Chambers also applied for a Wellman Hill Political Science Internship Grant to make the experience financially possible.

Established by Elizabeth Hill, JD (CWR ’97; GRS ’97, political science), and named for her grandfather, the program provides support for CWRU political science majors taking unpaid summer jobs in public service.

“It enables them to take the kind of jobs that will help them get into public service fields later,” said Hill, a judge in California’s San Mateo County Superior Court, whose first summer job in college was as a cashier at a Kentucky Fried Chicken.

Chambers later graduated from The Ohio State University Moritz College of Law, clerked for a federal judge on the U.S. Court of Appeals for the Ninth Circuit and became a civil rights attorney at a prominent Charlotte, North Carolina, law firm.

At 35, she works in the Justice Department’s Employment Litigation Section, which enforces both Title VII of the Civil Rights Act of 1964 and the Uniformed Services Employment and Reemployment Rights Act of 1994. The first protects employees and job applicants from employment discrimination and the second does the same for military service members and veterans.

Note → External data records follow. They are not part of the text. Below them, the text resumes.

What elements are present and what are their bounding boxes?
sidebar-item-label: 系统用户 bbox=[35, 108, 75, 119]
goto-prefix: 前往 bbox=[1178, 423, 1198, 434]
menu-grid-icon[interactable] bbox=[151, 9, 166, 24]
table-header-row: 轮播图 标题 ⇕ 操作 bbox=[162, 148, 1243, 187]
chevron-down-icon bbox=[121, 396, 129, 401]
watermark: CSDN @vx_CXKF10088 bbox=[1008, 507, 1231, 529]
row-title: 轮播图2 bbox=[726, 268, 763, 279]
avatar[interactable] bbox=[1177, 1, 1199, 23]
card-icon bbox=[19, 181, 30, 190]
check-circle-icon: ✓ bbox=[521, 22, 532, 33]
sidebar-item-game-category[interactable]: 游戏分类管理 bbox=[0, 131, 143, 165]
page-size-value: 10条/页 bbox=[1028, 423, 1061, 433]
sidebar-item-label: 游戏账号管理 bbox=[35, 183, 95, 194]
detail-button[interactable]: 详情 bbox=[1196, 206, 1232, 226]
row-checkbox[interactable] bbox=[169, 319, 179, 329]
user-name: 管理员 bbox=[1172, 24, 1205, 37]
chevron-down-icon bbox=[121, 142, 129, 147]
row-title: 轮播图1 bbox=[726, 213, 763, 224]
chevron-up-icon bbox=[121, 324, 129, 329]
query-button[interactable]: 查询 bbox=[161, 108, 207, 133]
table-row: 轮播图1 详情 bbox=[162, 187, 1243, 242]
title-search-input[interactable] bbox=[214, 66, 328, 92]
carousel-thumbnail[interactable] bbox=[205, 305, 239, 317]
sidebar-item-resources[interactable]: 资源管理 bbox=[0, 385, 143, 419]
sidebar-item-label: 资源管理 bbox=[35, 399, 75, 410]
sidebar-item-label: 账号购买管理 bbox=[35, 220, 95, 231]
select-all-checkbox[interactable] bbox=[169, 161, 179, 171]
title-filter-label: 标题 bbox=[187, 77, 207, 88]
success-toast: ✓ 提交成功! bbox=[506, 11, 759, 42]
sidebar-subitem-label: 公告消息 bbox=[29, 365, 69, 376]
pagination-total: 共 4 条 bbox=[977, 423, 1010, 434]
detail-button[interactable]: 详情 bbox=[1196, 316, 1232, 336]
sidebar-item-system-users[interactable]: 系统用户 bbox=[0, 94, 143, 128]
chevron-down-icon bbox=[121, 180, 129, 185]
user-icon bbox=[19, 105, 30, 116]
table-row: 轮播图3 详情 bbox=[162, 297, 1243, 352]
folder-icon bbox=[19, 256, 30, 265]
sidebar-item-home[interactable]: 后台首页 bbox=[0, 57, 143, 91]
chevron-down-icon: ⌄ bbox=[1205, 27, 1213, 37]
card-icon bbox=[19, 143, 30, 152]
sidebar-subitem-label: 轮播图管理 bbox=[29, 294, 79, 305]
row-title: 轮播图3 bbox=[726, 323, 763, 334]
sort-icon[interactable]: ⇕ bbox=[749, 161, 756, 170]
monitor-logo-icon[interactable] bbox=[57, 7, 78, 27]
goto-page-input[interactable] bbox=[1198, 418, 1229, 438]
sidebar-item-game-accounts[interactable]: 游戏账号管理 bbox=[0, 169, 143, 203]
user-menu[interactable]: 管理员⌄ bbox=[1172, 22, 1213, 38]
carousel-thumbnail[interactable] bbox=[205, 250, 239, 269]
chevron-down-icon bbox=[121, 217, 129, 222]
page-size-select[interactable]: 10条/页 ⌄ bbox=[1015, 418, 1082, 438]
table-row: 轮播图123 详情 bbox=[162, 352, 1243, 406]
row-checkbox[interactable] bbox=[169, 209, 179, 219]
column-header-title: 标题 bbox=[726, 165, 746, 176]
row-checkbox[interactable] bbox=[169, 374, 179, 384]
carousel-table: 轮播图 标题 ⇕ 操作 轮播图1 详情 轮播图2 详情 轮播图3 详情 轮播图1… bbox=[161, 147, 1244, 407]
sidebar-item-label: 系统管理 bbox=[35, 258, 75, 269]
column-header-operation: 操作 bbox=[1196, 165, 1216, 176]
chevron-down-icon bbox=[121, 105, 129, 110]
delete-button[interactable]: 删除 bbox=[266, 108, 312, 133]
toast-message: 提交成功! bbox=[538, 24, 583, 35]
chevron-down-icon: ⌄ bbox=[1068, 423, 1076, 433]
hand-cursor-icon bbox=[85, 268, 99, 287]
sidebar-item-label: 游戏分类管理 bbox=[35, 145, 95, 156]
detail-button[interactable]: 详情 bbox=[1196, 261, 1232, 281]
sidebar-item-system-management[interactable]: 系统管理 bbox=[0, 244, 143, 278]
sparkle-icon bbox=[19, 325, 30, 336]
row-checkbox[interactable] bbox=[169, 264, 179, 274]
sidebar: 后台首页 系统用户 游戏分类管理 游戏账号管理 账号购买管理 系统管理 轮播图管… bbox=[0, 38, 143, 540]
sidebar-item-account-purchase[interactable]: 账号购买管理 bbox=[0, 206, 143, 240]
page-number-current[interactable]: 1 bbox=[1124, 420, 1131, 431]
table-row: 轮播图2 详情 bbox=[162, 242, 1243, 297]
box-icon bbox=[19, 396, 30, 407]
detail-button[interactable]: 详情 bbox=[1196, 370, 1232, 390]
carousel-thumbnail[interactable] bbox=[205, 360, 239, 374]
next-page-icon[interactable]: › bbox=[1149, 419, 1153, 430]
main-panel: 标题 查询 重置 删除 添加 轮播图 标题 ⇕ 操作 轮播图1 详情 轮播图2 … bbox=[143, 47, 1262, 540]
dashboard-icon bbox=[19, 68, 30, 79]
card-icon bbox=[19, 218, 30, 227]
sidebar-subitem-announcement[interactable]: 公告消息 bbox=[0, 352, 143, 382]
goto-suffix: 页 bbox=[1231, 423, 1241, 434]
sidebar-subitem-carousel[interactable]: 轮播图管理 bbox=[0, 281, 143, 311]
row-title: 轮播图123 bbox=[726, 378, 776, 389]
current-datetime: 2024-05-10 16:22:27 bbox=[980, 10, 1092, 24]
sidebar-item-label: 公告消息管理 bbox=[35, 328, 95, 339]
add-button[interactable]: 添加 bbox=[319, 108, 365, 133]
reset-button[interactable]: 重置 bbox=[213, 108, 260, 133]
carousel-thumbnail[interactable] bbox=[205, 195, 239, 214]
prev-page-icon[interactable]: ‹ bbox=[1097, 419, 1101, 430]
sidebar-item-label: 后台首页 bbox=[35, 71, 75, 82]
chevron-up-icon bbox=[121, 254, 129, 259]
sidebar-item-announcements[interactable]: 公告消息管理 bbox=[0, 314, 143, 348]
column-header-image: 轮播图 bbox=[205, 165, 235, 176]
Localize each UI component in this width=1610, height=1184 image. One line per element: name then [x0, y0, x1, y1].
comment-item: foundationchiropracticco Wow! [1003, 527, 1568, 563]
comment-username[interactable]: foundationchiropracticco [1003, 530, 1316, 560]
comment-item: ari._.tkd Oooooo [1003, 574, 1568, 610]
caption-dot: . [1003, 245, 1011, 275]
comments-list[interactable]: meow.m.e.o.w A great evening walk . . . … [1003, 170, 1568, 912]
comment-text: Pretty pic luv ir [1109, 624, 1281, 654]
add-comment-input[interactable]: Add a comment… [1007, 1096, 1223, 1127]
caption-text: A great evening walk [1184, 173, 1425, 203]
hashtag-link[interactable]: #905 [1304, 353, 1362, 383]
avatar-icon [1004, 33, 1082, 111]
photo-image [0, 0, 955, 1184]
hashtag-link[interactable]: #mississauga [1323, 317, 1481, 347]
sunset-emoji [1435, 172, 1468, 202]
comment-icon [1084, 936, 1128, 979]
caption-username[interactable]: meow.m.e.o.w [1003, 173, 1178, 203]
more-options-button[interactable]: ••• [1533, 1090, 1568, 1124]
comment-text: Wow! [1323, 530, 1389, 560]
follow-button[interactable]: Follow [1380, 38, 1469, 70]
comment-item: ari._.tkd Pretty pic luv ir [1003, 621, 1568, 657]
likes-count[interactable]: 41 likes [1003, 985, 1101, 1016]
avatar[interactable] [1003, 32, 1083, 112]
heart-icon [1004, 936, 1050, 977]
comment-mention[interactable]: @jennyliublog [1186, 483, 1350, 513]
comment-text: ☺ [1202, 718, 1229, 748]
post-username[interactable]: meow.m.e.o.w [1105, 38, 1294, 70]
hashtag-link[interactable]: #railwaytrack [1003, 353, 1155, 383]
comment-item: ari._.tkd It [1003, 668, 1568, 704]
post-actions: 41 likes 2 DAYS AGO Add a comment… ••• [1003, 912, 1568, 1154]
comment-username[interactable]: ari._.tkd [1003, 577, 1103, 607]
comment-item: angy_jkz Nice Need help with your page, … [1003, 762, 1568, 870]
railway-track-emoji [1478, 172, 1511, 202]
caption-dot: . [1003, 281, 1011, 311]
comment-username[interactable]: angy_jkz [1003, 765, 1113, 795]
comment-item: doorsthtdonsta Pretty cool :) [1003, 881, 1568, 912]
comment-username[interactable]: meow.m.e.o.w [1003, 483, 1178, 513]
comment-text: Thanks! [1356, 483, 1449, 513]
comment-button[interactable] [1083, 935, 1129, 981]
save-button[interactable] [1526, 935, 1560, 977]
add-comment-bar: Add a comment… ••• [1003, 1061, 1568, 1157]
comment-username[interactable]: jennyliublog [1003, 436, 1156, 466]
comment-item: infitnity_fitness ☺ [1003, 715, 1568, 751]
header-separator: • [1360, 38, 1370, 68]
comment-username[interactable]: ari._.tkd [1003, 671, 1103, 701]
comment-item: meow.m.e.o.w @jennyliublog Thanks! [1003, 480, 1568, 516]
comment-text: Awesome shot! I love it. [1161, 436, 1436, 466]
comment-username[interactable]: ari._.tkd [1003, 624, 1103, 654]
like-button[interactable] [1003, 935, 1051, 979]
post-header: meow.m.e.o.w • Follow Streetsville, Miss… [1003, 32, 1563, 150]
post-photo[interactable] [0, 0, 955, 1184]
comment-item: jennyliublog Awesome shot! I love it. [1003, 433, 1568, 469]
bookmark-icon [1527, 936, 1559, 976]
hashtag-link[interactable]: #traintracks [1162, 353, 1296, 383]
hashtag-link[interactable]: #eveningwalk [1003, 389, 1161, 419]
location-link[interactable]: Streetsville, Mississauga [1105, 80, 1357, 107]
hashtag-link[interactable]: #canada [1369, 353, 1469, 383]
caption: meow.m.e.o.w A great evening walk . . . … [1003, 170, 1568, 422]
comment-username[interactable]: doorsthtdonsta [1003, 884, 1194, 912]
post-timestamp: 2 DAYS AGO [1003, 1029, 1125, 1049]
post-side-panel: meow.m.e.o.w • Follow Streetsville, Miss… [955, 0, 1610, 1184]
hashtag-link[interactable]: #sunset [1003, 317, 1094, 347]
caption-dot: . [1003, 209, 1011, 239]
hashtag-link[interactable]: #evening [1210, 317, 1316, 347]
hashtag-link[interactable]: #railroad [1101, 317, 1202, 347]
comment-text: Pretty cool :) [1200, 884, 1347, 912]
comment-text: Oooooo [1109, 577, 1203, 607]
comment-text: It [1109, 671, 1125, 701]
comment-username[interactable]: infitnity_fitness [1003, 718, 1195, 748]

Chambers is also a donor and mentor. In 2015, just a year after graduating from law school, she established a small scholarship for members of the the Black Law Students Association at the Moritz College to show gratitude and create and mentor a network of scholars at a time when roughly just 5% of lawyers in the United States are Black.

“Some people want to be super financially ready before starting this type of task,” Chambers said. “But I thought … ‘Let’s start now, and every year I’ll increase the award for the scholarship.’” And that’s what she’s been doing.

Chambers still aims to become a federal appellate judge.

“In many ways, Case [Western Reserve] laid the foundation for me to excel,” she said. “It built this tenacity that I still carry with me as a litigator.

“We Spartans all have this grit about us,” she added. “It was just instilled in us.”